Shortly after he was elected Canada’s 23rd prime minister, Justin Trudeau gathered the country’s top pension officials in a conference room in downtown Toronto for a roundtable discussion on infrastructure. To most in attendance that day in November 2016, the government’s intention was clear.
Canada’s major pension plans had prospered and were among the most powerful investors on the planet, in control of hundreds of billions of dollars of investable capital. Many of them had developed an expertise in infrastructure and had been scooping up projects — things like toll roads, ports and power plants — from South America to Europe to Australia. The Liberals, meanwhile, had stormed back into power with promises to modernize and improve Canada’s aging infrastructure as part of a major undertaking to boost productivity and jobs and lift the Canadian economy.
If, the thinking went, just a little more of the expertise and financial firepower present in that room could be redirected toward projects at home — perhaps ones aligned with government priorities — it might be a win-win, stretching federal dollars further while allowing pensions and the private sector to profit at the same time.
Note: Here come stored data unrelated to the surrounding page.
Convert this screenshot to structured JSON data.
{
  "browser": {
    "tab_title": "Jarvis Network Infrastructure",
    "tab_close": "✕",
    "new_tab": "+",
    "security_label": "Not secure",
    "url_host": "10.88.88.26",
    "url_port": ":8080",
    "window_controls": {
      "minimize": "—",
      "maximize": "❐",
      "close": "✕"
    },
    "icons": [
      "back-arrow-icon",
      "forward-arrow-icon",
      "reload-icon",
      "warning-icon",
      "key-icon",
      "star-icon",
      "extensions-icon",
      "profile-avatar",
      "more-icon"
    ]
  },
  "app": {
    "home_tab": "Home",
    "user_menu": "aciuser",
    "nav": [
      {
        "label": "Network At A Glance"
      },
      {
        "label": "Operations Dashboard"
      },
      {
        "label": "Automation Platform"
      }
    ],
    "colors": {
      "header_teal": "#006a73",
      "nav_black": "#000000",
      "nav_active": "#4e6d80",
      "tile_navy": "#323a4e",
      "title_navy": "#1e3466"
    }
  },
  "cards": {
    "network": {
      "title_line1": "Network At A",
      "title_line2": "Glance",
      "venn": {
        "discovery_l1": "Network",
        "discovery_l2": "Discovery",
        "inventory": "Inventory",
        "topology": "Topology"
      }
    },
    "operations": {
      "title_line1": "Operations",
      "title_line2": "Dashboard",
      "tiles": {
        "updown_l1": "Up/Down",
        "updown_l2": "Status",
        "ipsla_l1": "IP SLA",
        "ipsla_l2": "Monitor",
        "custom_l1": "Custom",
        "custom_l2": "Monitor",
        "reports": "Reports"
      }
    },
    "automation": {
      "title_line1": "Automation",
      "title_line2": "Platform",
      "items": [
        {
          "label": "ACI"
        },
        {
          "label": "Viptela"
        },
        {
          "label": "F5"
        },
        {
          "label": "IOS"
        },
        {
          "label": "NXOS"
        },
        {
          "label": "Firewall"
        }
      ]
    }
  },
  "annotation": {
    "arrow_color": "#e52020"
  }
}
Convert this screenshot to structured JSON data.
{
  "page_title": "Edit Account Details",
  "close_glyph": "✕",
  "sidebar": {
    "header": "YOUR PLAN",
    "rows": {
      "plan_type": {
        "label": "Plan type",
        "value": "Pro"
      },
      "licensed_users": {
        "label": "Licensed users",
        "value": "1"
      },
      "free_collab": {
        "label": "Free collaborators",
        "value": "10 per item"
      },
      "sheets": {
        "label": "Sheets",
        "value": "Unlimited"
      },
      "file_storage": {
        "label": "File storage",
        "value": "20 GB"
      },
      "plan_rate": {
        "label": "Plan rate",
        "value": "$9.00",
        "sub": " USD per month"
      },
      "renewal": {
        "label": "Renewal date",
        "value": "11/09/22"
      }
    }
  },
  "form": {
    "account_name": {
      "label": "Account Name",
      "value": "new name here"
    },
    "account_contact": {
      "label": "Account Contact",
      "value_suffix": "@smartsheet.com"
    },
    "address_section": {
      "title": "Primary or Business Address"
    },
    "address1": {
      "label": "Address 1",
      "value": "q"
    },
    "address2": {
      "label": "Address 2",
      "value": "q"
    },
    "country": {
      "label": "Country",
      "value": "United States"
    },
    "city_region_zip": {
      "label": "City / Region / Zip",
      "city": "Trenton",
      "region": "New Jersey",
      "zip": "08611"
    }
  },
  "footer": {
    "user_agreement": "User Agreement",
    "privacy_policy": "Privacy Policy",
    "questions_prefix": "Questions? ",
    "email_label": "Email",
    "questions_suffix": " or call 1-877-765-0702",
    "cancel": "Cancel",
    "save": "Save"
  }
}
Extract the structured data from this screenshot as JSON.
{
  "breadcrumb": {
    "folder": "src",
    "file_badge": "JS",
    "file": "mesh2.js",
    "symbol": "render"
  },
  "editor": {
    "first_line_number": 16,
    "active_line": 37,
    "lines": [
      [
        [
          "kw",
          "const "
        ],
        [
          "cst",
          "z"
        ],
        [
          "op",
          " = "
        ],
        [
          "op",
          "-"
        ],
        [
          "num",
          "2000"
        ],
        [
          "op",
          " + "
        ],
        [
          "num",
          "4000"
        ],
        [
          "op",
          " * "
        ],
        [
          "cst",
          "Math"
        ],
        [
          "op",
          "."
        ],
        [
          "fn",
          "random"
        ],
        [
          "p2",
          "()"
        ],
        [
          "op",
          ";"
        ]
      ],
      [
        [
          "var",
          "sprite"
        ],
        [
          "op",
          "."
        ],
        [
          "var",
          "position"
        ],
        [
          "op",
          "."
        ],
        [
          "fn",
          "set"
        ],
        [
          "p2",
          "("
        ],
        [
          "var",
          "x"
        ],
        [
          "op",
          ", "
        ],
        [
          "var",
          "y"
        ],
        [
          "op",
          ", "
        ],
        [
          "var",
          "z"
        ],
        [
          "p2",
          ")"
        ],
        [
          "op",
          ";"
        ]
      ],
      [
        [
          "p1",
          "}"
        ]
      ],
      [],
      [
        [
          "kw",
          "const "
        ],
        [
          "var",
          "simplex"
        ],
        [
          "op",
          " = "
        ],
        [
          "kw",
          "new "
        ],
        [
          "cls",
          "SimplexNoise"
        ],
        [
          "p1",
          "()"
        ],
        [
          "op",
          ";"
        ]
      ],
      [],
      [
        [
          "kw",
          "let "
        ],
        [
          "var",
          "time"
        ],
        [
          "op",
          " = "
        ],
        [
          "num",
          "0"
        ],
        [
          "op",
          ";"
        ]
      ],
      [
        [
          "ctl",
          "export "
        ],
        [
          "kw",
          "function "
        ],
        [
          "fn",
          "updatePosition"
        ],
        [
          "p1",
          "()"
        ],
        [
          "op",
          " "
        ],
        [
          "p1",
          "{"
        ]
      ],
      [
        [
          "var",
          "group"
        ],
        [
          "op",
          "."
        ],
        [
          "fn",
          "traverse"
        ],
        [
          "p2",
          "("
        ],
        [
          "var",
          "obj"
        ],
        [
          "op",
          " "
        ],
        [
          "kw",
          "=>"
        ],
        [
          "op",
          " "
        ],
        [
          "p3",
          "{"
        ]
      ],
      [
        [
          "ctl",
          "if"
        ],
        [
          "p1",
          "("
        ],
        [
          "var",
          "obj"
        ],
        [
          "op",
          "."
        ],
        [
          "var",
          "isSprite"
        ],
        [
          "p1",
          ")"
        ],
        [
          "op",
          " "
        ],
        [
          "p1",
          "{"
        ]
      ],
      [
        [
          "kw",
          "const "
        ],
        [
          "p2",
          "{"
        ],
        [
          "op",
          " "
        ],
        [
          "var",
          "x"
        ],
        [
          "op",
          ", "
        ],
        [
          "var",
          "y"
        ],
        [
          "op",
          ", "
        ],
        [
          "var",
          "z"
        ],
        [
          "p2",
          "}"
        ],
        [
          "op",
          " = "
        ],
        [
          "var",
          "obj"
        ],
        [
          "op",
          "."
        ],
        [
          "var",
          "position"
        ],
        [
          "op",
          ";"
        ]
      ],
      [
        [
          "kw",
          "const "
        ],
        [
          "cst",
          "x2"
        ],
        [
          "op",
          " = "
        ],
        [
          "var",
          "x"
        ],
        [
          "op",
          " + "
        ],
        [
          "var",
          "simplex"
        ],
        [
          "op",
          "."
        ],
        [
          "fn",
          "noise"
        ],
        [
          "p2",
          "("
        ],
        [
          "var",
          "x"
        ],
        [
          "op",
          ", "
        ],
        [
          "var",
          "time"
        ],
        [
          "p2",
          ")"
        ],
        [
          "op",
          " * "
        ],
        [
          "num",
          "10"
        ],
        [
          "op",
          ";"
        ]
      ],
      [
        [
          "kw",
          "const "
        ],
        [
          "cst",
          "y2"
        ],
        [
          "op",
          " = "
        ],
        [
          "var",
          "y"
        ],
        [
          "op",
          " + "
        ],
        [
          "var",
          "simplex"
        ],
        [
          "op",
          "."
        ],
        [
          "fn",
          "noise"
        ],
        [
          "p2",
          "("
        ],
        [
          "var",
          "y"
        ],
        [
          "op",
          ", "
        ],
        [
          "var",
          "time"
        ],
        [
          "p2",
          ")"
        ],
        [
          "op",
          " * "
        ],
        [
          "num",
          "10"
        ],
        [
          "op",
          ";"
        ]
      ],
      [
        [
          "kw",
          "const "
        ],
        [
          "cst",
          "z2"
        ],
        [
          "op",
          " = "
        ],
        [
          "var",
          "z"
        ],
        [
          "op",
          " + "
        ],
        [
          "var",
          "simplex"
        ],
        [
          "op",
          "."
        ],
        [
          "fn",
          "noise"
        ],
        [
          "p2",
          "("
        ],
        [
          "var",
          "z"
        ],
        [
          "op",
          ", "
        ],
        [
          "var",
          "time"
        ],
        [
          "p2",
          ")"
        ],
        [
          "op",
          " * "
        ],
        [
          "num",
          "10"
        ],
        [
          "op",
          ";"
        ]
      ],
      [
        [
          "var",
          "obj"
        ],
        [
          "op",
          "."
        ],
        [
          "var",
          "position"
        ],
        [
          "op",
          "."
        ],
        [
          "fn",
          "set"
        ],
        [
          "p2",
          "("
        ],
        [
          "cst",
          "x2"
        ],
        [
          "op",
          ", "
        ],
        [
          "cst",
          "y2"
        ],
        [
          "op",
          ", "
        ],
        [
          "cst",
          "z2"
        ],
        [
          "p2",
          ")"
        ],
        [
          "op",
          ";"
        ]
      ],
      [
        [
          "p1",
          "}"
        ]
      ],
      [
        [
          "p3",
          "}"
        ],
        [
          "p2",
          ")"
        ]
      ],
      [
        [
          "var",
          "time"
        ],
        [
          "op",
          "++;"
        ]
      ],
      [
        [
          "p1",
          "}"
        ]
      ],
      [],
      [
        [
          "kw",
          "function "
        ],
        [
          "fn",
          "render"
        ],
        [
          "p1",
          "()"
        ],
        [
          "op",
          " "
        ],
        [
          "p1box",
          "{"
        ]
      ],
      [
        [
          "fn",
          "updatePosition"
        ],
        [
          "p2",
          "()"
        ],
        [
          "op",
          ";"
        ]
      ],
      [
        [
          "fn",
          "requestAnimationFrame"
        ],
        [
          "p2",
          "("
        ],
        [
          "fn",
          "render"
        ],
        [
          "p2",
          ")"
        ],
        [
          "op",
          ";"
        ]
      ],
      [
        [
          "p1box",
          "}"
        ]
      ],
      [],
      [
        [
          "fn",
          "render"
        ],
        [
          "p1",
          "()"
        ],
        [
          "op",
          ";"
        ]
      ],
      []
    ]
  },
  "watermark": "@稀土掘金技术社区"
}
To say those much-touted plans fell flat might be an understatement. The vehicle the government believed would make them a reality, the soon-to-be created Canada Infrastructure Bank, has since gone through multiple iterations without delivering the kind of partnerships originally envisioned. But the desire to court the country’s financial heavy-hitters and leverage their deep pockets for the national interest has persisted, turning into something of quixotic obsession for Trudeau’s Liberals.